Erie County is not a particularly healthy county, with issues across the board. Those problems can be even worse for certain segments of the community, particularly people of color, and many of them are reluctant to come forward and seek health care.
Community Health Center of Buffalo has as its focus several zip codes with high levels of poverty, among its 21,000 patients with a wider range of incomes from its base in North Buffalo and satellite locations in Erie and Niagara counties.
Outreach and Marketing Director Karla Thomas cites one example of segment health issues, the highest mortality rate in New York for African American women with breast cancer.
"We stepped up our breast cancer campaign and are partnering with organizations like the Witness Project and Windsong to help identify women, age 40 and over, who may have a family history of breast cancer to get them in for preventative screening," Thomas said.
The outreach efforts are also looking for patients with high blood pressure and diabetes.
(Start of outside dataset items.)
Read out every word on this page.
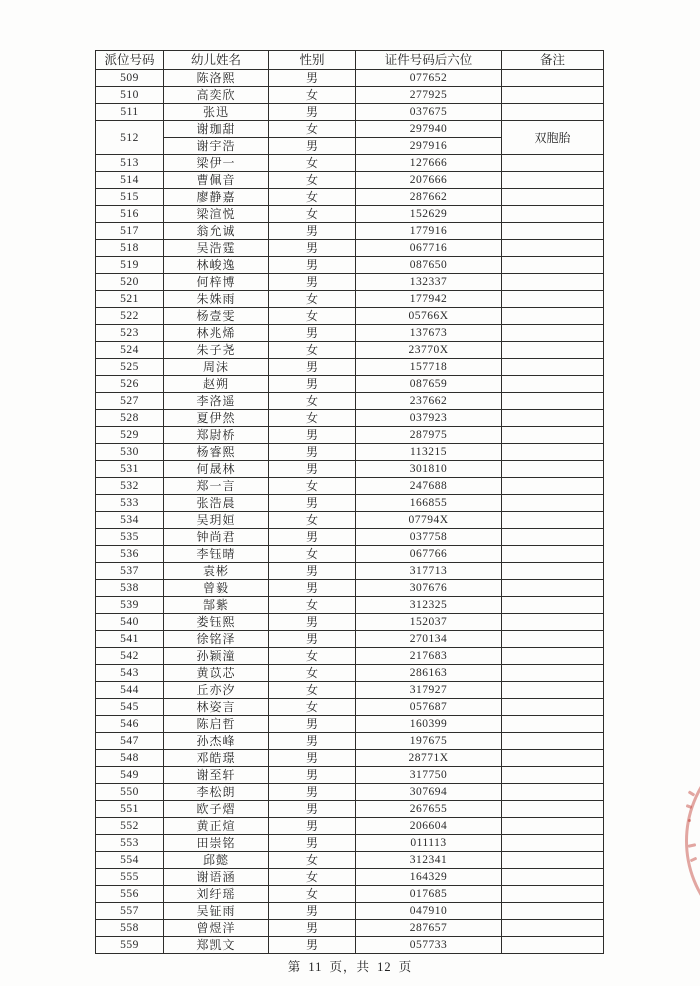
派位号码	幼儿姓名	性别	证件号码后六位	备注
509	陈洛熙	男	077652	
510	高奕欣	女	277925	
511	张迅	男	037675	
512	谢珈甜	女	297940	双胞胎
	谢宇浩	男	297916	
513	梁伊一	女	127666	
514	曹佩音	女	207666	
515	廖静嘉	女	287662	
516	梁渲悦	女	152629	
517	翁允诚	男	177916	
518	吴浩霆	男	067716	
519	林峻逸	男	087650	
520	何梓博	男	132337	
521	朱姝雨	女	177942	
522	杨壹雯	女	05766X	
523	林兆烯	男	137673	
524	朱子尧	女	23770X	
525	周沫	男	157718	
526	赵朔	男	087659	
527	李洛遥	女	237662	
528	夏伊然	女	037923	
529	郑尉桥	男	287975	
530	杨睿熙	男	113215	
531	何晟林	男	301810	
532	郑一言	女	247688	
533	张浩晨	男	166855	
534	吴玥姮	女	07794X	
535	钟尚君	男	037758	
536	李钰晴	女	067766	
537	袁彬	男	317713	
538	曾毅	男	307676	
539	郜紫	女	312325	
540	娄钰熙	男	152037	
541	徐铭泽	男	270134	
542	孙颖潼	女	217683	
543	黄苡芯	女	286163	
544	丘亦汐	女	317927	
545	林姿言	女	057687	
546	陈启哲	男	160399	
547	孙杰峰	男	197675	
548	邓皓璟	男	28771X	
549	谢至轩	男	317750	
550	李松朗	男	307694	
551	欧子熠	男	267655	
552	黄正煊	男	206604	
553	田崇铭	男	011113	
554	邱懿	女	312341	
555	谢语涵	女	164329	
556	刘纡瑶	女	017685	
557	吴钲雨	男	047910	
558	曾煜洋	男	287657	
559	郑凯文	男	057733	
第 11 页，共 12 页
Staff members go out with an LPN or RN to test blood pressure and blood sugar levels on location. Both health issues are scourges in poor communities.
Thomas says outreach also focuses on diet.
"It's easy enough to tell someone, instead of using pork seasoning in your greens, use turkey. That's going to change things. It's going to take a healthy meal that we've been destroying with pork and turn it into something that's healthy," she said.
Thomas says that outreach is often with women who prepare the home meals and work with them on healthy meals for their families, to ease widespread issues like childhood obesity.